Creating datasets

You group data assets into datasets and supply metadata, including keywords, collaborators, and publication state, so others can discover and reuse governed collections aligned to business classifications, protection rules, or purpose.

  1. From the Datasets page, click Add Datasets.
    The Add page appears.
    Figure 1. Add dataset
  2. Enter the following information.
    Field Name Description Example Values
    Name Specifies the dataset name. The value must stay unique across the system. Customer Profiles, Sales Assets, Financials
    Description Describes the purpose or intent of the dataset. Contains customer profiles: data assets for US and WW.
    Data Lake Shows the Data Lake to which the dataset is associated. dss_bbsh_clust3
    Author Identifies who owns the dataset; the workflow records the authoring account automatically when you create the dataset. Your Data Catalog principal
    Tags Stores optional tags for filters alongside full-text metadata in Datasets. Optional.1 se, pii, geo, finance
    1
    Figure 2. Dataset metadata
  3. Click Next.
    The Dataset Details page appears for the new dataset.

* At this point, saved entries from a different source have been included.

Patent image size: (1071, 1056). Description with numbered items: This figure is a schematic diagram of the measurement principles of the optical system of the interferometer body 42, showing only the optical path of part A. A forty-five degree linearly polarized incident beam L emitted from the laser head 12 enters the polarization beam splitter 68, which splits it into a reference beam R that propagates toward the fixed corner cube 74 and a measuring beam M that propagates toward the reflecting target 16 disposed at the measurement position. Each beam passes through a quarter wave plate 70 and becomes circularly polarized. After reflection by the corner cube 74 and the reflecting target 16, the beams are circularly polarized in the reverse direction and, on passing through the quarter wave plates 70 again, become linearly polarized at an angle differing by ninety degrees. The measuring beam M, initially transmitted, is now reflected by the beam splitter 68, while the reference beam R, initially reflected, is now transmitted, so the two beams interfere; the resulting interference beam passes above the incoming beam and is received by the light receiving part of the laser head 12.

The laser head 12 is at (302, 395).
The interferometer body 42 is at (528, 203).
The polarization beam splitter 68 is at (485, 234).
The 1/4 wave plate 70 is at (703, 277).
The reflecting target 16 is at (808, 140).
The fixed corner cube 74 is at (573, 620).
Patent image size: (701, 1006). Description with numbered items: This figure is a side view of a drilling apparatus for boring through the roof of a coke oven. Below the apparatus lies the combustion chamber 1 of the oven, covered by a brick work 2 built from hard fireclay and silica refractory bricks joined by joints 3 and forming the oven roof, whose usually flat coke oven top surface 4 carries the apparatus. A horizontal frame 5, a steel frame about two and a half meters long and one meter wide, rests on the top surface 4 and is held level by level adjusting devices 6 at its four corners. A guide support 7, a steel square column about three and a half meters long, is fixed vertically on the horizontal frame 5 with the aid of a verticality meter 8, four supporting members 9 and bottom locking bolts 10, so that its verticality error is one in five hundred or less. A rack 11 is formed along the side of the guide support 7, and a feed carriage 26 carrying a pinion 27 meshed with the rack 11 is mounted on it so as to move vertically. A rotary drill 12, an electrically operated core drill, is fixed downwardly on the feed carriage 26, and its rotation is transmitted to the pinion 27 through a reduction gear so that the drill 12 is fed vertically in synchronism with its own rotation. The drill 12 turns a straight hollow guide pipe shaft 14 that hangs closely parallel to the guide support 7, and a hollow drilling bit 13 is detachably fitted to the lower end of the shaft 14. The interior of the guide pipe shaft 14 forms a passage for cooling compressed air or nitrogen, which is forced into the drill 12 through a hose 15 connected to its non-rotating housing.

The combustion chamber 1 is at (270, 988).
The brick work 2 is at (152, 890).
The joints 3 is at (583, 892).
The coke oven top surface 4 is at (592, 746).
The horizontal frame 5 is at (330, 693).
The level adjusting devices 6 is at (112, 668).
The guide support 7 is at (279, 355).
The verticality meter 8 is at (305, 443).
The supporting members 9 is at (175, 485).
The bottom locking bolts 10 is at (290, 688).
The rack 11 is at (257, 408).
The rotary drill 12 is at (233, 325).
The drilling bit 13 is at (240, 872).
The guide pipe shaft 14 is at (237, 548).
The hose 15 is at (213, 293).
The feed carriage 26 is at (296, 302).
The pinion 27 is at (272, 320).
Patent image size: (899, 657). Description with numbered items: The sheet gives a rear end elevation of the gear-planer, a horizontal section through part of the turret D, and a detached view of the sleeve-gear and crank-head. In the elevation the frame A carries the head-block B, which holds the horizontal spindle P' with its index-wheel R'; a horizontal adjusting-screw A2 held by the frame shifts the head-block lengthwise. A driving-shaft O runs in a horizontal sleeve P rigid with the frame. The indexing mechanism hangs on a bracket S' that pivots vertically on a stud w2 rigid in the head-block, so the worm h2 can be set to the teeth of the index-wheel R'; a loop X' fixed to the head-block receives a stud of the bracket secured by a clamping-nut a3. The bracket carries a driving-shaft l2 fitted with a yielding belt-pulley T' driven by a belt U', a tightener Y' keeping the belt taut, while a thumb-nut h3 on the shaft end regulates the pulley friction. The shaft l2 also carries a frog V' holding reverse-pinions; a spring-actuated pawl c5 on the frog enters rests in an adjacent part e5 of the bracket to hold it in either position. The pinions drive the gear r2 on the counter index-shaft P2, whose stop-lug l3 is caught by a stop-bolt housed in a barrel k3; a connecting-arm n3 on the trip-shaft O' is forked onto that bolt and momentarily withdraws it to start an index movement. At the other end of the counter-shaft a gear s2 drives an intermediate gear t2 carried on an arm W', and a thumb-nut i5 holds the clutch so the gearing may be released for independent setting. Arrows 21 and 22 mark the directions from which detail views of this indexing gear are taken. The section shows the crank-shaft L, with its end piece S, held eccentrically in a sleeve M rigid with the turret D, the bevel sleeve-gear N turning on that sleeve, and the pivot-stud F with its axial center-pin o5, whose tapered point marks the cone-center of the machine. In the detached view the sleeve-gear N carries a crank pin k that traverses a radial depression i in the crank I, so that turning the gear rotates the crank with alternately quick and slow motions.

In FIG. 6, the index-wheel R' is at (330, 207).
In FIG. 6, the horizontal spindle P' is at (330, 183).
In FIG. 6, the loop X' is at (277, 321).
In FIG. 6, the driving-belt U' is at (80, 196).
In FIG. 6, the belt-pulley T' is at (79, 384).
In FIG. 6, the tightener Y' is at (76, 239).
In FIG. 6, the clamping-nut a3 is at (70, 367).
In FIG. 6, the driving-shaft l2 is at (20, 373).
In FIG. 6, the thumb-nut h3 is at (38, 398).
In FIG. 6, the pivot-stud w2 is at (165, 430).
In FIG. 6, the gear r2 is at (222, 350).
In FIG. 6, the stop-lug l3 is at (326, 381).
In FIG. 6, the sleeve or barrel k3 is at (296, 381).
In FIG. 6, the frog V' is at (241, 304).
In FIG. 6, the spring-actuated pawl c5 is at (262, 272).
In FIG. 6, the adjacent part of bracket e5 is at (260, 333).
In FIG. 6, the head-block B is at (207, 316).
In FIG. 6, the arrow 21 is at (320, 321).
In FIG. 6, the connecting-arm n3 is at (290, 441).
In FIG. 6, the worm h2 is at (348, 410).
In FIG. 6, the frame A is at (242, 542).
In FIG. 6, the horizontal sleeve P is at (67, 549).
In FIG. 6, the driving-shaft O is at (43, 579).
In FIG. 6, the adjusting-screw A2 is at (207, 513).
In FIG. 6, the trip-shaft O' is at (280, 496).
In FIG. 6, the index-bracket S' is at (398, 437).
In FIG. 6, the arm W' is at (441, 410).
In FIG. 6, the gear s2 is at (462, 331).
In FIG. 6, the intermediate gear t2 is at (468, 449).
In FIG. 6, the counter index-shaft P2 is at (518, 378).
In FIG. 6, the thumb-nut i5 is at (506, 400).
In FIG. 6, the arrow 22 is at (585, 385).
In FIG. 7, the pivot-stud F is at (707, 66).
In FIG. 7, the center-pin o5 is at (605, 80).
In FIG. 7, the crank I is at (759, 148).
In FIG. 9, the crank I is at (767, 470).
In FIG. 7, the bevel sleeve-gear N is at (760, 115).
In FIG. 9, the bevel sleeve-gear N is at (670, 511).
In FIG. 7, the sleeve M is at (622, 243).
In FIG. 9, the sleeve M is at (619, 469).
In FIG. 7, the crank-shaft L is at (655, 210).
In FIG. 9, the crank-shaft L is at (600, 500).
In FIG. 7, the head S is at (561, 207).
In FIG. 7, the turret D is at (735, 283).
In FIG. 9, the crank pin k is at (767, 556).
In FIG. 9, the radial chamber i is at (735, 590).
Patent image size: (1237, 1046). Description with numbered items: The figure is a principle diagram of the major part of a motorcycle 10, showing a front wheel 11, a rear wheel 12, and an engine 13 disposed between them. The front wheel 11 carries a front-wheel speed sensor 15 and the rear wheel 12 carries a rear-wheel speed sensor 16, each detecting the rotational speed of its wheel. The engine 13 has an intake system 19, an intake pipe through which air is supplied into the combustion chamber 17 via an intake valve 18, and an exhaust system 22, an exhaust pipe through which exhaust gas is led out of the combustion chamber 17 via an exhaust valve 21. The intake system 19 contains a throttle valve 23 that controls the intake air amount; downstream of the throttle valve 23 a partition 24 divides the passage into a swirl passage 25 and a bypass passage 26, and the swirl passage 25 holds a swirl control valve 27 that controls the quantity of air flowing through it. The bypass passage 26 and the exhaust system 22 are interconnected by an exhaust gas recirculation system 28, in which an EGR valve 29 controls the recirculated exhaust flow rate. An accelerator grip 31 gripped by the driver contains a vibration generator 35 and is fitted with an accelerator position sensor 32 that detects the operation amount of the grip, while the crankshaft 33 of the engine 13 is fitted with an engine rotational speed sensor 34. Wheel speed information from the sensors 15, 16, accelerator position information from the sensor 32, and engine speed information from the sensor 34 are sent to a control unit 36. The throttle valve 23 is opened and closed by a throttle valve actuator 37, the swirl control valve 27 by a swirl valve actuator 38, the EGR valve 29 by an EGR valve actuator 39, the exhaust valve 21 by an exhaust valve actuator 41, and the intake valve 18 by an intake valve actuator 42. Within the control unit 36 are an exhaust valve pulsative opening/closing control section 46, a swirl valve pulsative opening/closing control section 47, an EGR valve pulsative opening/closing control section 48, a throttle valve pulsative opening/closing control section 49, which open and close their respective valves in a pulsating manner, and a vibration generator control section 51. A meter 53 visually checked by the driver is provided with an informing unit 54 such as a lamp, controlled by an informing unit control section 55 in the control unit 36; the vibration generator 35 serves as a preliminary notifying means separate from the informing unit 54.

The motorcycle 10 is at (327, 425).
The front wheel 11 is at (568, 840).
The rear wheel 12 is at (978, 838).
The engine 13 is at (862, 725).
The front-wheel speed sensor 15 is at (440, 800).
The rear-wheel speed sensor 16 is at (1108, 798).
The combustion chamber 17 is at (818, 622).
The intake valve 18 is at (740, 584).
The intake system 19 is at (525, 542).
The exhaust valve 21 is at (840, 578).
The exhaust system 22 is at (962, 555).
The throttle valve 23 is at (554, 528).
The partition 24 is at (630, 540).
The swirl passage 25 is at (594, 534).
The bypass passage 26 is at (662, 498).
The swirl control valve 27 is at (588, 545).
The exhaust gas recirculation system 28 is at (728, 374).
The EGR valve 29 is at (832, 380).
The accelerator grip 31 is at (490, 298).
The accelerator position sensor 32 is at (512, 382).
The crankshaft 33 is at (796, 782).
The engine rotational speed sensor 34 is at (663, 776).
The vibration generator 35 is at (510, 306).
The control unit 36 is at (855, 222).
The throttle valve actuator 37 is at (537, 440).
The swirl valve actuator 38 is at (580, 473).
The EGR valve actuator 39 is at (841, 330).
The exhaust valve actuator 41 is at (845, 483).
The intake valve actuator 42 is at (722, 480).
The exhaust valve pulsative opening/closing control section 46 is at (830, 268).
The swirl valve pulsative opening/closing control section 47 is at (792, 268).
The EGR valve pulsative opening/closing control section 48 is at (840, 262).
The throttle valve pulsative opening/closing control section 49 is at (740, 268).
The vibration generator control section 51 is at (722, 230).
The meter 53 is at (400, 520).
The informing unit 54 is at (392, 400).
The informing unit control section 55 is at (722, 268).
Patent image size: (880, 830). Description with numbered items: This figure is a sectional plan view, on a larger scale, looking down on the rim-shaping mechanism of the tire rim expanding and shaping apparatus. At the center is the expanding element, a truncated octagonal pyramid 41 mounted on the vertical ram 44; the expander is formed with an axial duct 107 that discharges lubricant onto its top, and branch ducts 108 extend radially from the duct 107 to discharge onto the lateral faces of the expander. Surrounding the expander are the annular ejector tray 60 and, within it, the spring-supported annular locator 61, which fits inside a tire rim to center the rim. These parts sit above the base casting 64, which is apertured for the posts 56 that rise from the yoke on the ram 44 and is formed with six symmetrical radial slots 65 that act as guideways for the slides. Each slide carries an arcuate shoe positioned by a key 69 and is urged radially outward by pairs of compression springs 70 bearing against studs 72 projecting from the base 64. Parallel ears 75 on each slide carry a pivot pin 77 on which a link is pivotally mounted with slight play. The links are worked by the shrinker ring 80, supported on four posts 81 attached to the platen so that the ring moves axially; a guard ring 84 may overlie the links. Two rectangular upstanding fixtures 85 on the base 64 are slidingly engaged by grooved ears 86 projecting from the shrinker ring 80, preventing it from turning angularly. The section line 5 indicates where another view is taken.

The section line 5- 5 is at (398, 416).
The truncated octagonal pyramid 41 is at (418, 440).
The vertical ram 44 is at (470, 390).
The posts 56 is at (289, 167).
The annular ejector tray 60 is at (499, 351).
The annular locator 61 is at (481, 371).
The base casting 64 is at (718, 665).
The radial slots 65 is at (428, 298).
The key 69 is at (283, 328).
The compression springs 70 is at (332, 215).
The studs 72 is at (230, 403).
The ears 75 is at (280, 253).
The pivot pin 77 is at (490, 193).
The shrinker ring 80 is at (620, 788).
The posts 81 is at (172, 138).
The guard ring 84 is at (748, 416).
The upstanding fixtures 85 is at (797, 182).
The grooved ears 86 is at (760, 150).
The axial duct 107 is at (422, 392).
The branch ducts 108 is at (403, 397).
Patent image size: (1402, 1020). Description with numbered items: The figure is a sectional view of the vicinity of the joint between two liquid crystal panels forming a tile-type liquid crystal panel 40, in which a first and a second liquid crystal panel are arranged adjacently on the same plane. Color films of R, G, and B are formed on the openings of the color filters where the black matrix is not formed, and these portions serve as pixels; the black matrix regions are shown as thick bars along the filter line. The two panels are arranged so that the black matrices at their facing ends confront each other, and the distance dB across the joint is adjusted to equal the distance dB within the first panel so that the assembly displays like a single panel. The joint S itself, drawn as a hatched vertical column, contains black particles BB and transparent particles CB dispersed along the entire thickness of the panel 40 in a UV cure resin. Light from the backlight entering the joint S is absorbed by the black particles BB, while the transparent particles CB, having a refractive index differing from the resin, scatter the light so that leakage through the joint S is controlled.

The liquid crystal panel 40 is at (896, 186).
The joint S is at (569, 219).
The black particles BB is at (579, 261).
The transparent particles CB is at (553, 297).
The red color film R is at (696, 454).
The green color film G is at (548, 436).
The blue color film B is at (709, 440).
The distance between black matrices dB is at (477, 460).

  4. Click Add Assets to add related data assets into your dataset.
    Figure 3. Add assets to dataset
    The Search page appears.
  5. Search for assets using the search bar.
    1. Use filters to search for specific assets based on the attributes of assets. Click Filter to display the filters available.
      • Created: Select the time to refine the search on the basis of when the asset has been created.
      • Owner: Enter the name of the owner to refine the search on the basis of the owners of the assets.
      • Database name: Enter the name of the database.
      • Tags: Enter the names of the tags after selecting its type (Table/Column).
      Figure 4. Search for assets
    2. Select one or more filters if needed.
    3. Click Search to view the assets.
    4. Click Reset to reset the filters and search again.
    5. From the list, click to select the assets that you want to add to your dataset.
  6. Search for assets using the Advanced tab, if needed. Advanced search uses facets of technical and business metadata about the assets, such as those captured in Apache Atlas, to help users define and build collections of interest. Advanced search conditions are a subset of attributes for the Apache Atlas type hive_table.
  7. Click Add.
    The assets are added to the dataset and the Search page is refreshed.
  8. Close the Search tab by clicking Done.
    The Datasets Details page appears.
  9. Click Save to finish editing your dataset.
    Figure 5. Save dataset